Secara teoritik praktik politik dinasti menimbulkan berbagai ancaman problematis dalam kehidupan politik di aras lokal. Dalam kerangka konsolidasi demokrasi lokal, praktik politik dinasti mempersempit ruang partisipasi publik sekaligus menegasikan salah satu prinsip dasar demokrasi, yakni kesetaraan politik.
Selain itu, politik dinasti juga hanya akan memperkokoh gejala oligarkis di daerah yang berpotensi melemahkan mekanisme check and balance karena jabatan-jabatan politik dikuasai oleh satu keluarga. Dalam pandangan Amich Alhumami (2016), politik kekerabatan atau dinasti politik tidak sesuai dengan prinsip meritokrasi.Â
Sebab, proses rekrutmen didasarkan pada sentimen kekeluargaan, bukan kompetensi. Jika terus berlanjut, gejala ini bisa kontraproduktif bagi ikhtiar membangun sistem demokrasi modern. Dominasi kekuasaan oleh sekelompok elit lokal atau keluarga yang demikian itu pada akhirnya akan menimbulkan kerawanan terjadinya berbagai bentuk penyalahgunaan kekuasaan (abuse of power) baik di ranah politik maupun ekonomi.
Pada saat yang sama praktik dinasti politik juga memberi pengaruh buruk terutama pada konteks kebutuhan penguatan dan pengembangan demokrasi, khususnya di aras lokal. Merujuk pada kajian John T. Sidel (1999) tentang local bossism misalnya, disimpulkan bahwa kehadiran model-model oligarkis, personalisme dan klientilisme (yang kesemuanya menjadi ruh/esensi dari karakteristik dinasti politik) telah menghambat proses konsolidasi dan pembangunan demokrasi di tingkat lokal.

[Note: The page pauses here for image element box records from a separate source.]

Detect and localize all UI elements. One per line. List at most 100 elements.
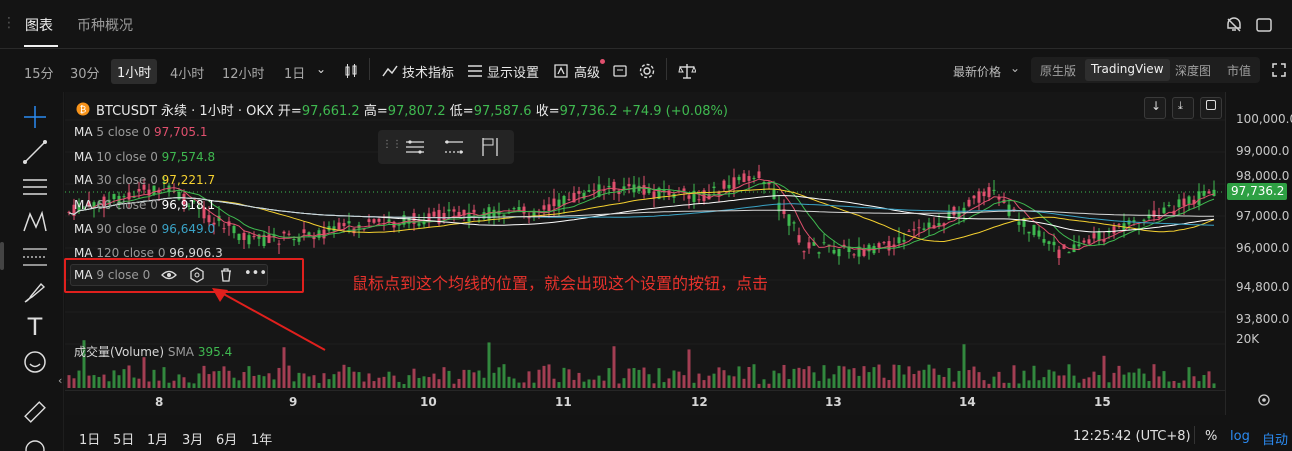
volume-bar bbox=[232, 377, 236, 388]
price-chart[interactable] bbox=[65, 92, 1225, 415]
collapse-arrow-icon[interactable]: ‹ bbox=[58, 374, 62, 387]
range-3m[interactable]: 3月 bbox=[182, 429, 203, 448]
timeframe-4h[interactable]: 4小时 bbox=[170, 63, 204, 82]
volume-bar bbox=[672, 370, 676, 388]
alarm-icon[interactable] bbox=[1225, 16, 1243, 34]
trendline-icon[interactable] bbox=[22, 139, 48, 165]
pattern-icon[interactable] bbox=[22, 209, 48, 235]
fib-icon[interactable] bbox=[22, 244, 48, 270]
ma-line[interactable] bbox=[68, 195, 1215, 233]
price-type-select[interactable]: 最新价格 bbox=[953, 63, 1001, 80]
view-depth[interactable]: 深度图 bbox=[1169, 59, 1217, 81]
volume-bar bbox=[117, 375, 121, 388]
symbol-title[interactable]: BTCUSDT 永续 · 1小时 · OKX bbox=[96, 104, 274, 119]
crosshair-icon[interactable] bbox=[22, 104, 48, 130]
timeframe-1d[interactable]: 1日 bbox=[284, 63, 305, 82]
volume-bar bbox=[1142, 373, 1146, 388]
candle-body bbox=[802, 251, 806, 253]
volume-bar bbox=[572, 379, 576, 388]
volume-bar bbox=[1157, 376, 1161, 388]
advanced-icon[interactable] bbox=[553, 63, 569, 79]
indicators-icon[interactable] bbox=[382, 63, 398, 79]
ma-line[interactable] bbox=[68, 188, 1215, 243]
collapse-button[interactable]: ⤓ bbox=[1172, 97, 1194, 119]
ruler-icon[interactable] bbox=[22, 399, 48, 425]
volume-bar bbox=[1177, 382, 1181, 388]
candle-body bbox=[882, 242, 886, 244]
percent-toggle[interactable]: % bbox=[1205, 429, 1217, 444]
volume-bar bbox=[427, 377, 431, 388]
volume-bar bbox=[87, 375, 91, 388]
candle-body bbox=[607, 185, 611, 188]
ma-legend-row[interactable]: MA 60 close 0 96,918.1 bbox=[74, 198, 215, 212]
range-6m[interactable]: 6月 bbox=[216, 429, 237, 448]
text-icon[interactable]: T bbox=[22, 314, 48, 340]
view-market-cap[interactable]: 市值 bbox=[1221, 59, 1257, 81]
candle-body bbox=[1057, 249, 1061, 259]
template-icon[interactable] bbox=[612, 63, 628, 79]
menu-dots-icon[interactable]: ⋮ bbox=[2, 15, 16, 31]
drag-handle-icon[interactable]: ⋮⋮ bbox=[382, 139, 402, 150]
flag-icon[interactable] bbox=[479, 136, 501, 158]
candle-body bbox=[222, 228, 226, 230]
fullscreen-icon[interactable] bbox=[1271, 62, 1287, 78]
chart-area[interactable] bbox=[65, 92, 1225, 415]
range-1y[interactable]: 1年 bbox=[251, 429, 272, 448]
volume-bar bbox=[522, 382, 526, 388]
candle-type-icon[interactable] bbox=[343, 63, 359, 79]
timeframe-30m[interactable]: 30分 bbox=[70, 63, 100, 82]
view-tradingview[interactable]: TradingView bbox=[1085, 59, 1170, 81]
volume-bar bbox=[512, 378, 516, 388]
display-settings-button[interactable]: 显示设置 bbox=[487, 62, 539, 81]
auto-toggle[interactable]: 自动 bbox=[1262, 429, 1288, 448]
advanced-button[interactable]: 高级 bbox=[574, 62, 600, 81]
magnet-icon[interactable] bbox=[22, 437, 48, 451]
timeframe-15m[interactable]: 15分 bbox=[24, 63, 54, 82]
horizontal-lines-icon[interactable] bbox=[22, 174, 48, 200]
brush-icon[interactable] bbox=[22, 279, 48, 305]
ma-line[interactable] bbox=[68, 197, 1215, 219]
price-axis[interactable]: 100,000.0 99,000.0 98,000.0 97,000.0 96,… bbox=[1225, 92, 1292, 415]
candle-body bbox=[377, 218, 381, 222]
tab-chart[interactable]: 图表 bbox=[25, 15, 53, 35]
view-native[interactable]: 原生版 bbox=[1034, 59, 1082, 81]
candle-body bbox=[752, 177, 756, 179]
ma-legend-row[interactable]: MA 90 close 0 96,649.0 bbox=[74, 222, 215, 236]
range-1d[interactable]: 1日 bbox=[79, 429, 100, 448]
sidebar-scroll-handle[interactable] bbox=[0, 242, 4, 270]
volume-bar bbox=[1037, 380, 1041, 388]
scroll-down-button[interactable]: ↓ bbox=[1144, 97, 1166, 119]
channel-icon[interactable] bbox=[443, 137, 465, 157]
volume-legend[interactable]: 成交量(Volume) SMA 395.4 bbox=[74, 343, 232, 360]
gear-icon[interactable] bbox=[638, 62, 656, 80]
volume-bar bbox=[1017, 383, 1021, 388]
candle-body bbox=[652, 191, 656, 199]
display-settings-icon[interactable] bbox=[467, 63, 483, 79]
timeframe-1h[interactable]: 1小时 bbox=[111, 59, 158, 84]
log-toggle[interactable]: log bbox=[1230, 429, 1250, 444]
volume-bar bbox=[887, 379, 891, 388]
balance-icon[interactable] bbox=[678, 62, 696, 80]
axis-settings-icon[interactable] bbox=[1256, 392, 1272, 408]
chevron-down-icon[interactable]: ⌄ bbox=[1010, 61, 1020, 75]
volume-bar bbox=[1152, 364, 1156, 388]
candle-body bbox=[712, 186, 716, 189]
parallel-lines-icon[interactable] bbox=[404, 137, 426, 157]
window-icon[interactable] bbox=[1255, 16, 1273, 34]
emoji-icon[interactable] bbox=[22, 349, 48, 375]
ma-legend-row[interactable]: MA 5 close 0 97,705.1 bbox=[74, 125, 207, 139]
candle-body bbox=[347, 221, 351, 224]
ma-legend-row[interactable]: MA 10 close 0 97,574.8 bbox=[74, 150, 215, 164]
ma-line[interactable] bbox=[68, 178, 1215, 251]
chevron-down-icon[interactable]: ⌄ bbox=[316, 62, 326, 76]
maximize-button[interactable] bbox=[1200, 97, 1222, 119]
tab-coin-overview[interactable]: 币种概况 bbox=[77, 15, 133, 35]
timeframe-12h[interactable]: 12小时 bbox=[222, 63, 265, 82]
chart-toolbar: 15分 30分 1小时 4小时 12小时 1日 ⌄ 技术指标 显示设置 高级 最… bbox=[0, 50, 1292, 92]
ma-legend-row[interactable]: MA 30 close 0 97,221.7 bbox=[74, 173, 215, 187]
range-5d[interactable]: 5日 bbox=[113, 429, 134, 448]
indicators-button[interactable]: 技术指标 bbox=[402, 62, 454, 81]
time-axis[interactable]: 8 9 10 11 12 13 14 15 bbox=[65, 390, 1225, 415]
range-1m[interactable]: 1月 bbox=[147, 429, 168, 448]
volume-bar bbox=[267, 373, 271, 388]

Dalam bukunya yang lain, John T. Sidel bahkan menuding praktik dinasti sebagai pihak paling bertanggung jawab atas maraknya gejala personalisasi politik dan lemahnya kapasitas negara dan institusi politik. Proses pengambilan keputusan tak lagi didasarkan pada proses rasionalitas instrumental, tetapi didasarkan pada keputusan individual dari aktor-aktor dinasti yang berkuasa. Pelembagaan partai politik juga tersumbat karena asas meritokrasi ditundukkan oleh hubungan darah dan hubungan keluarga.
Sementara itu, Leo Agustino (2014) melihat pengaruh buruk praktik politik dinasti pada aspek pembangunan sosial, politik dan ekonomi, yang telah mengakibatkan peluang politik dan ekonomi setiap warga negara menjadi amat terbatas. Bukan hanya amat terbatas, peluang-peluang itu juga diasumsikan akan dimonopoli oleh penguasa dan kelompok-kelompok (keluarga, saudara, dan kerabat) yang dekat dengan pemegang kekuasaan.
Selain itu, praktik ini juga bukan saja memastikan seseorang dapat memonopoli sumber ekonomi dan politik, tetapi juga memudahkan mereka mendapat tempat atau kedudukan dalam kekuasaan dan menggunakan sumber politik dan ekonomi pada tataran lebih luas. Situasi ini tentu saja tak adil dan diskriminatif dilihat dari perspektif kesetaraan sebagai salah satu nilai paling esensial dari demokrasi.
Gejala "Roving Bandits"
Isu lain yang menggenapi sisi gelap Pilkada Langsung adalah munculnya Roving Bandits. Isu ini muncul setelah perhelatan Pilkada dan merupakan implikasi dari dua praktik buruk yang biasa terjadi dalam pelaksanaan Pilkada Langsung, yakni Mahar Politik dan Politik Uang yang sudah diulas pada artikel sebelumnya.
Merujuk pada kajian Agustino (2014), istilah Roving Bandits pertama kali dipopulerkan antara lain oleh McGuire dan Olson (1996), yang digunakan untuk menyebut para aktor lokal (daerah, subnasional) yang menjadi penguasa di daerah, lalu dengan kekuasaannya mereka menjarah habis sumberdaya lokal untuk kepentingan pribadi dan keluarganya.
Disebut Roving Bandits (bandit-bandit "kecil") karena dalam konteks kepolitikan Indonesia kontemporer muasal mereka merupakan "kaki-tangan" Stationary Bandit (bandit "besar") di era orde baru yang memainkan peran sebagai penjaga kepentingan ekonomi-politiknya di daerah.
Di era orde baru mereka merupakan orang-orang kuat lokal (local strongmen) dan bos-bos lokal (local bossis) yang memiliki posisi kuat karena relasi patron-client dengan Stationary Bandits itu. Ketika bandit besar itu rontok, mereka bermetamorfosa menjadi bandit-bandit yang mandiri di daerahnya masing-masing.